The amount depends on your flight – passengers on domestic flights pay £13 in APD for each journey. Longer flights and premium tickets get taxed more.
It was first launched in 1994, and was initially just £5 for either a one-way or return flight within the UK. But European Union rules meant that it had to be applied to both legs of any given journey.
The tax has also outstripped inflation by more than 50 times since then. The tax currently brings in about £3.6bn a year, and is set to rise again in April.
Sarah Coles, personal finance analyst at Hargreaves Lansdown, said it was “one of the most successful stealth taxes of the past 25 years”.
Read more: What do we know so far about Flybe’s ‘near collapse’
Read more: Flybe: Boris Johnson keeps options open on air passenger duty cut
Read more: Troubled airline Flybe insists flights continue as normal amid survival funding talks
Why would the government cut it to help Flybe?
Despite being against cash bailouts, Boris Johnson acknowledged the importance of Flybe for domestic UK transport this morning. Cutting APD would be a way to help the carrier without giving it any cash.
Therefore, government ministers will meet today to discuss reducing the tax back down to 1995 levels – just £5 each way, meaning an £8 reduction on every flight.
Flybe has long criticised APD, because it disproportionately hits its customer base because they have to pay it each time they set off from a UK airport.
Meanwhile, most passengers at other airlines only take off in the UK, before their return journey takes off from a foreign country, meaning they only pay one-way.
Why are people opposed to it?
Politicians, transport industry leaders and climate activists have pointed out that cutting APD for Flybe would mean cutting it for the whole industry.
This would be bad for the environment, because it would make it cheaper to fly between cities in the UK, meaning more people would likely take the most environmentally-damaging form of domestic transport.
Meanwhile, the government increased rail fares by 2.7 per cent at the start of the year – above inflation measured at the consumer price index of 2.1 per cent. Rail transport is more environmentally friendly than flying.

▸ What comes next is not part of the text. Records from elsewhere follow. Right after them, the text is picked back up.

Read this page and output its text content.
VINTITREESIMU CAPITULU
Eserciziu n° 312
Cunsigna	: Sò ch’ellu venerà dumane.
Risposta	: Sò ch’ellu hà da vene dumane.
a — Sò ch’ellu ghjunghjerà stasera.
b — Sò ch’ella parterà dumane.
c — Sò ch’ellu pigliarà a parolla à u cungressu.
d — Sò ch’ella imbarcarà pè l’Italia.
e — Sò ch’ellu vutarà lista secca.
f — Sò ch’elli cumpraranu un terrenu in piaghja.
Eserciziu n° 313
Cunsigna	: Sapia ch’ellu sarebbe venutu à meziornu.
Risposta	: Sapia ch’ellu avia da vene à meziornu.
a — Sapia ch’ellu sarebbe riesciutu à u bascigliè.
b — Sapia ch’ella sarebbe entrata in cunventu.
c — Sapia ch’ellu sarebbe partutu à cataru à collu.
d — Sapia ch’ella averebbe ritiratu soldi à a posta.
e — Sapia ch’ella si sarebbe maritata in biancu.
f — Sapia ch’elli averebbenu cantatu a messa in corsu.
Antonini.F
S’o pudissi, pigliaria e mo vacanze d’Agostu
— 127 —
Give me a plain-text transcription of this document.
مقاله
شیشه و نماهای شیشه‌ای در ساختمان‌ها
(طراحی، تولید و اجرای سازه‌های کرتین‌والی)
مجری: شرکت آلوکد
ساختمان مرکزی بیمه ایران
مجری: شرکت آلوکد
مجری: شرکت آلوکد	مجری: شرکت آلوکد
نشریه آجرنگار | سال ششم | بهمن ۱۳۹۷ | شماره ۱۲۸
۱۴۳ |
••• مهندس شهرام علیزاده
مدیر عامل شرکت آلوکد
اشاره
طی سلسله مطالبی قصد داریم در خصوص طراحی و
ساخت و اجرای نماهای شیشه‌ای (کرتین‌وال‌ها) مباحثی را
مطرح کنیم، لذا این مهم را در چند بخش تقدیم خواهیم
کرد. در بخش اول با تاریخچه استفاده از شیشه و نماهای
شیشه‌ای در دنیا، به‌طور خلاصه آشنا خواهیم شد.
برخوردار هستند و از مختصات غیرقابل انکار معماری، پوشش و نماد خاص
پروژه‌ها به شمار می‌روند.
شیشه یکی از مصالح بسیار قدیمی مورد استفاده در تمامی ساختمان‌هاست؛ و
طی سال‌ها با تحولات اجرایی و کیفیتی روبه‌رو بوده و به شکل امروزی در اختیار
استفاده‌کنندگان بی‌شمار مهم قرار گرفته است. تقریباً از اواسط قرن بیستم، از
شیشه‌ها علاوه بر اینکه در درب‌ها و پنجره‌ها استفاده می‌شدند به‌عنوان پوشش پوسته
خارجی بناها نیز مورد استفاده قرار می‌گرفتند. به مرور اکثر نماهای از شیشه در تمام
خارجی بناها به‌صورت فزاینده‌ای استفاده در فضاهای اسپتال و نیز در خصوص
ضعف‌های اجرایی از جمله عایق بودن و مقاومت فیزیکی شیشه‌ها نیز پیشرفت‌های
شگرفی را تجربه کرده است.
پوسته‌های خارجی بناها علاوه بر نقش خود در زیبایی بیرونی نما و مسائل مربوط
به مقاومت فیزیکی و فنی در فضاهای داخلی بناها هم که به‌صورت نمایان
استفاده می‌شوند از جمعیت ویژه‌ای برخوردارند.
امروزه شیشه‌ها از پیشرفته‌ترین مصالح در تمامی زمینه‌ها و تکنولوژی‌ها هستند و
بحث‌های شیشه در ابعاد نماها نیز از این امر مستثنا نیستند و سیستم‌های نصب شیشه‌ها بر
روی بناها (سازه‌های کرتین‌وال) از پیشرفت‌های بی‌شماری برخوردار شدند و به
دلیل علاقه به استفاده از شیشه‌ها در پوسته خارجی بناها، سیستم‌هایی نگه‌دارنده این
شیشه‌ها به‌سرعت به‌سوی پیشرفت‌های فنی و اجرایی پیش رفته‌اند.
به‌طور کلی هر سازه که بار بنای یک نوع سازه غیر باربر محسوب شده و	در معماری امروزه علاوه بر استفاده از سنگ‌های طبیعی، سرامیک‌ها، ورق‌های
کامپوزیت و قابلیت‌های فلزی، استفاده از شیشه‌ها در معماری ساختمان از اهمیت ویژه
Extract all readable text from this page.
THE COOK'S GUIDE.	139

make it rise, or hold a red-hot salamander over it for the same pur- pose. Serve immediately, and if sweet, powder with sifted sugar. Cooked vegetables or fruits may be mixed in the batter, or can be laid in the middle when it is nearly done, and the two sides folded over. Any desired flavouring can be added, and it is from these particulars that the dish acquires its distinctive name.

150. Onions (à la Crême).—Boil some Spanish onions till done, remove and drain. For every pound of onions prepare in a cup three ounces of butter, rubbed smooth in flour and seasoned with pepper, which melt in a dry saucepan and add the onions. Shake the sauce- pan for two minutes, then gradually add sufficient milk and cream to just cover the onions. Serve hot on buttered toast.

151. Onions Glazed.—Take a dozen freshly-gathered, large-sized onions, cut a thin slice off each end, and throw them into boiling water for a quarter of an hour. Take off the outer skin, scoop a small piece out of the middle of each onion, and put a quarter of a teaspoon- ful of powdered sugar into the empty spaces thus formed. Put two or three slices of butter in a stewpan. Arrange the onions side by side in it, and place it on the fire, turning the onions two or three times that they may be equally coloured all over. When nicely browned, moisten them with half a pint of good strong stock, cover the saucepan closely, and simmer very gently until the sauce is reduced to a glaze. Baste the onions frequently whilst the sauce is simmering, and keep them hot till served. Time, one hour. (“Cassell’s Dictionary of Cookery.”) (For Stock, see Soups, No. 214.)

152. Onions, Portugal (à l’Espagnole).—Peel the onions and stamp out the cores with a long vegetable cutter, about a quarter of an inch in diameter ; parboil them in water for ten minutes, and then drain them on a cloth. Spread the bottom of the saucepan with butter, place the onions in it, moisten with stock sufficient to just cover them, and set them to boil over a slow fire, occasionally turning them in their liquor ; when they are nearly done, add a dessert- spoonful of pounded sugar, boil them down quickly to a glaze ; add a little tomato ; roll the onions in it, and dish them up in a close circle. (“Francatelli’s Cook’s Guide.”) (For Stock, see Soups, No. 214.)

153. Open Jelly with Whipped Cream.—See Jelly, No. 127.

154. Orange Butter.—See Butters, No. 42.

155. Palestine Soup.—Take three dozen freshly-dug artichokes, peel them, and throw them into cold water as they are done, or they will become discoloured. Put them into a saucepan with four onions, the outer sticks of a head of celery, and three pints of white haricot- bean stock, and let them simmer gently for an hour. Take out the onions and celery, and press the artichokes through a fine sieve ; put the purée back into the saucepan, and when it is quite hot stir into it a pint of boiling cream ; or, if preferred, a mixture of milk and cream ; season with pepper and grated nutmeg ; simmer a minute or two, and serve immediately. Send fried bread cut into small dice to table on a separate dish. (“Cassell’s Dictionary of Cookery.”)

Greenpeace UK policy director Dr Doug Parr said: “This is a poorly thought out policy that should be immediately grounded.
“The government cannot claim to be a global leader on tackling the climate emergency one day, then making the most carbon-intensive kind of travel cheaper the next.
“Cutting the cost of domestic flights while allowing train fares to rise is the exact opposite of what we need if we’re to cut climate-wrecking emissions from transport.
Meanwhile, Green MP for Brighton Caroline Lucas said on Twitter: “Addressing #Flybe problems by reducing #APD on all domestic flights is utterly inconsistent with any serious commitment to tackle #ClimateCrisis.”
How about the financials?
Sarah Coles, personal finance analyst at Hargreaves Lansdown, added that the move would leave the government with a significant shortfall as it approaches its first Budget.
She said: “The notion doesn’t just dent the government’s claims to prioritise the climate, it could gouge a bit of a hole in the budget finances too.
“Slashing the rate could mean Sajid Javid having to try to find hundreds of millions of pounds lying around somewhere to plug the gap.”
“One option would be to squeeze in a temporary cut. Unsurprisingly APD is a seasonal tax, and the tax take falls dramatically from January to March, so a short-term suspension would do far less damage to the Budget maths.”
Former transport secretary and Labour peer Lord Adonis added: “There may be a case for subsidising more routes. If they are vitally necessary there is a case for subsidising them… but not to give Virgin and BA a free lunch at the expense of the general tax payer.”
However, Joanna Ford, a partner at law firm Cripps Pemberton Greenish, said: “Arguably it would be more appropriate for the existing investors (Virgin Atlantic, Southend Airport-owner Stobart Group and hedge fund Cyrus Capital Partners) to provide the cash necessary to rescue the business, as they will be the ultimate beneficiaries of this.”